The effect of these lockdowns, would be a huge hit for the machinery makers that boasts a 30 percent market share in the various countries, and the impacts are certain to expand as the pandemic starts to depress demand.

As many countries like Ghana that is expecting to host the production of automobile giants like Toyota, Nissan, Suzuki and among others, various restrictions or issues of lockdown orders from their various mother countries would hurt the intended target of industrialisation.

So far, Mazda Motor and Toyota Motor have decided to halt production at home and abroad in light of tumbling demand, sending quiver waves through Nippon Steel, which supplies steel sheet to top automakers. “Temporary suspensions of blast furnaces are now on the table,” Japan Iron and Steel Federation Chairman Yoshihisa Kitano told on Wednesday, March 25.

Halting blast furnaces, which usually operate around the clock, is a rare event that last happened in 2009 after a global financial crisis annihilated demand.

Until late February, the novel coronavirus was an overseas problem to Japanese steelmakers. Even if automobile production is disrupted in China and across other countries, the only ones impacted are local companies or joint ventures that supply processed steel and intermediate products, they assumed.

But Southeast Asia and Mexico import much steel directly from Japan and China. With Japanese automakers set to temporarily halve global output, production adjustment can become a reality for Japanese steelmakers.

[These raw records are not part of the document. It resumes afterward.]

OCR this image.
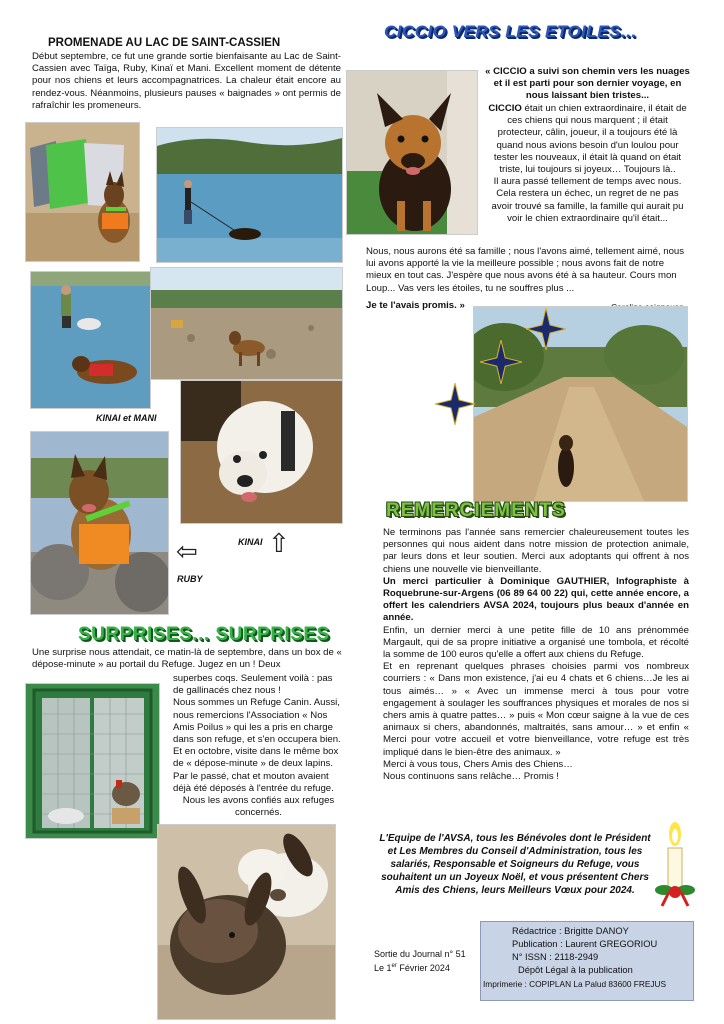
PROMENADE AU LAC DE SAINT-CASSIEN
Début septembre, ce fut une grande sortie bienfaisante au Lac de Saint-Cassien avec Taïga, Ruby, Kinaï et Mani. Excellent moment de détente pour nos chiens et leurs accompagnatrices. La chaleur était encore au rendez-vous. Néanmoins, plusieurs pauses « baignades » ont permis de rafraîchir les promeneurs.
KINAI et MANI
⇦	⇧
KINAI
RUBY
CICCIO VERS LES ETOILES...

« CICCIO a suivi son chemin vers les nuages et il est parti pour son dernier voyage, en nous laissant bien tristes...

CICCIO était un chien extraordinaire, il était de ces chiens qui nous marquent ; il était protecteur, câlin, joueur, il a toujours été là quand nous avions besoin d'un loulou pour tester les nouveaux, il était là quand on était triste, lui toujours si joyeux… Toujours là..

Il aura passé tellement de temps avec nous. Cela restera un échec, un regret de ne pas avoir trouvé sa famille, la famille qui aurait pu voir le chien extraordinaire qu'il était...

Nous, nous aurons été sa famille ; nous l'avons aimé, tellement aimé, nous lui avons apporté la vie la meilleure possible ; nous avons fait de notre mieux en tout cas. J'espère que nous avons été à sa hauteur. Cours mon Loup... Vas vers les étoiles, tu ne souffres plus ...
Je te l'avais promis. »
REMERCIEMENTS

Ne terminons pas l'année sans remercier chaleureusement toutes les personnes qui nous aident dans notre mission de protection animale, par leurs dons et leur soutien. Merci aux adoptants qui offrent à nos chiens une nouvelle vie bienveillante.

Un merci particulier à Dominique GAUTHIER, Infographiste à Roquebrune-sur-Argens (06 89 64 00 22) qui, cette année encore, a offert les calendriers AVSA 2024, toujours plus beaux d'année en année.

Enfin, un dernier merci à une petite fille de 10 ans prénommée Margault, qui de sa propre initiative a organisé une tombola, et récolté la somme de 100 euros qu'elle a offert aux chiens du Refuge.

Et en reprenant quelques phrases choisies parmi vos nombreux courriers : « Dans mon existence, j'ai eu 4 chats et 6 chiens…Je les ai tous aimés… » « Avec un immense merci à tous pour votre engagement à soulager les souffrances physiques et morales de nos si chers amis à quatre pattes… » puis « Mon cœur saigne à la vue de ces animaux si chers, abandonnés, maltraités, sans amour… » et enfin « Merci pour votre accueil et votre bienveillance, votre refuge est très impliqué dans le bien-être des animaux. »

Merci à vous tous, Chers Amis des Chiens…

Nous continuons sans relâche… Promis !

SURPRISES... SURPRISES
Une surprise nous attendait, ce matin-là de septembre, dans un box de « dépose-minute » au portail du Refuge. Jugez en un ! Deux

superbes coqs. Seulement voilà : pas de gallinacés chez nous !

Nous sommes un Refuge Canin. Aussi, nous remercions l'Association « Nos Amis Poilus » qui les a pris en charge dans son refuge, et s'en occupera bien.

Et en octobre, visite dans le même box de « dépose-minute » de deux lapins.

Par le passé, chat et mouton avaient déjà été déposés à l'entrée du refuge.

Nous les avons confiés aux refuges concernés.

L'Equipe de l'AVSA, tous les Bénévoles dont le Président et Les Membres du Conseil d'Administration, tous les salariés, Responsable et Soigneurs du Refuge, vous souhaitent un un Joyeux Noël, et vous présentent Chers Amis des Chiens, leurs Meilleurs Vœux pour 2024.
Sortie du Journal n° 51
Le 1er Février 2024
Rédactrice : Brigitte DANOY
Publication : Laurent GREGORIOU
N° ISSN : 2118-2949
Dépôt Légal à la publication
Imprimerie : COPIPLAN La Palud 83600 FREJUS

Steelmakers are not the only upstream suppliers affected by manufacturing shutdowns. The chemical industry weathered the global financial crisis by eliminating excess capacity and consolidating facilities. But now the slowdown in demand, combined with the crash in petroleum prices, threatens to drag ethylene factory utilisation rate under the boom-or-bust line of 90 percent for the first time in about seven years.

In Ghana, fresh assembly plants and manufacturers could be hurt greatly.